Machine learning in trading: theory, models, practice and algo-trading - page 2108

 
Renat Akhtyamov:

the profitable balance goes UP at the same angle

or geometrically, if reinvesting

I don't even know what to say... I did not think that the concept of profitability correlates with the concept of greed.

 
Aleksey Vyazmikin:

Here is the sample - broken into 3 parts, I understand that only train.csv needs to be modified?

Target column "Target_100" - last 4 columns are not involved in the training (you can focus on the column with dates there) - for the construction of the balance is needed.

I will do it in Google Colobe. You will be able to load the files and convert them yourself, without installing python.
 
Aleksey Vyazmikin:

I don't even know what to say... I didn't think the concept of profitability correlated with the concept of greed.

on the balance sheet graph, the increase in the last 4.5 years of the 5 years presented, is practically zero.

How can you stand it?

it is clearly too early to talk about profitability.

 
Aleksey Vyazmikin:

You can also try increasing the depth. You should also decrease the learning rate in parallel - this also improves the result on unbalanced samples.

They use different quantization methods, including those that take into account crowding of objects in the range.

If you found the process of quantization (setting bounds) in the code, can you post this code? There must be functions in there?
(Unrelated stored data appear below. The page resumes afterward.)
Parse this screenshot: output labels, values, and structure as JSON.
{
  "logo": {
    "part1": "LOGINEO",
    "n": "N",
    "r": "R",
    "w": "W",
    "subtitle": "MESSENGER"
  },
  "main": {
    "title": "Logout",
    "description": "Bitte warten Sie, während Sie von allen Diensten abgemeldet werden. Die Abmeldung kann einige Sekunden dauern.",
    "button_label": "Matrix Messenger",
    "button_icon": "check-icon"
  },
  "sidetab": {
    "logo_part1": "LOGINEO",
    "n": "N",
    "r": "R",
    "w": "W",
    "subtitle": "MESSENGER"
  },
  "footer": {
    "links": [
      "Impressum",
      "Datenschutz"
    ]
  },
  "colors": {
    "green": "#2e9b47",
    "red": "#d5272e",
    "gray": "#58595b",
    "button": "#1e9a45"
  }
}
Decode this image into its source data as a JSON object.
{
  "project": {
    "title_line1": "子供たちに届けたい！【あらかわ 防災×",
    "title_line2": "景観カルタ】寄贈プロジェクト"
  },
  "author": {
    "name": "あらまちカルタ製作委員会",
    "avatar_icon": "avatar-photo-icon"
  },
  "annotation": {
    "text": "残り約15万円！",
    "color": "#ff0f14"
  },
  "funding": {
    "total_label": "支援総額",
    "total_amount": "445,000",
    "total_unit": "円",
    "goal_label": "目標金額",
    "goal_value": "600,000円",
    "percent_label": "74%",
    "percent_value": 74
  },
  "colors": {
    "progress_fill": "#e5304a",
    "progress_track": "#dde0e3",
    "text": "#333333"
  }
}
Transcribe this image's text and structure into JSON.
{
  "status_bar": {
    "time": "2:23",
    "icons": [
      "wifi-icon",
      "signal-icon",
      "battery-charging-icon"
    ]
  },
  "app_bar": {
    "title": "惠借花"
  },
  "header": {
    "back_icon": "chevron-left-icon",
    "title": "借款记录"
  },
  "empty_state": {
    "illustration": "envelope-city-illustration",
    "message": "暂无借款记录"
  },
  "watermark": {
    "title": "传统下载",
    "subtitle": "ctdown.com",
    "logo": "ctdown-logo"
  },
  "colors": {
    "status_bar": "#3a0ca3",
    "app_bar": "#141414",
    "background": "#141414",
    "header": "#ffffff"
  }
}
Here https://github.com/catboost/catboost/blob/3cde523d326e08b32caf1b8b138c2c5303dc52e5/library/cpp/grid_creator/binarization.cpp

All 5 types of quantization. Start with the simplest (just by crowding) f-thing called GenerateMedianBorders

catboost/catboost
catboost/catboost
  • catboost
  • github.com
A fast, scalable, high performance Gradient Boosting on Decision Trees library, used for ranking, classification, regression and other machine learning tasks for Python, R, Java, C++. Supports comp...
 
Maxim Dmitrievsky:
I'll do it in Google Colab. You will be able to upload files and convert them yourself, without installing python.

Thank you!

Watched the video, thanks! I understand that you can not convert the whole sample, but only part of it?

And maybe you know how to save the files in an archive? My Internet is too slow :(

 

Here https://github.com/catboost/catboost/blob/3cde523d326e08b32caf1b8b138c2c5303dc52e5/library/cpp/grid_creator/binarization.cpp

all 5 types of quantization. Start with the simplest (just in terms of crowding) f-thing called GenerateMedianBorders

Thank you! But this code is too weird for me :(((( Maybe you can convert it to MQL5?

 
Renat Akhtyamov:

on the balance sheet graph, the increase in the last 4.5 years of the 5 years presented, is almost zero

how can you stand it?

It's obviously too early to talk about profitability.

Isn't 50% growth relative to past growth? For 5 years 350% - is a good indicator, if we assume that the strategy is primitive and originally a sink, and uses indicators with default settings from MT5. This shows the approach which seems to be effective.

 
Aleksey Vyazmikin:

Thank you!

I watched the video, thank you! I understand that you can not convert the entire sample, but only part of it?

And maybe you know how to save the files in the archive? My internet is too slow :(

All files will be automatically zipped

different sample lengths if you over-sample some of them.

I uploaded the zip separately. Change the Internet, they have 200 mb files all by themselves))

 
Aleksey Vyazmikin:

Thank you! But this code is too weird for me :(((( Maybe you can convert it to MQL5?

I'm too lazy to convert it)
I will explain the point:

1) We sort the column
2) Consider the average number of elements in a quantum, for example 10000 elements / 255 quanta = 39,21
3) Move in cycles by 39,21 elements at each step and add the value from the sorted array to the array of quantum values. I.e. array value 0 = value 0 quantum, 39th value = 1 quantum, 78th value = 2 quantum, etc.

If there is already a value in the array, that is, if we get into an area where there are a lot of duplicates, we do not add a duplicate.

At each step, we add exactly 39.21, and then we round up the sum to select the element in the array, so that it is equal. I.e. take 196 ( 39,21 * 5 = (int)196,05) elements instead of 195 (39 * 5 = 195).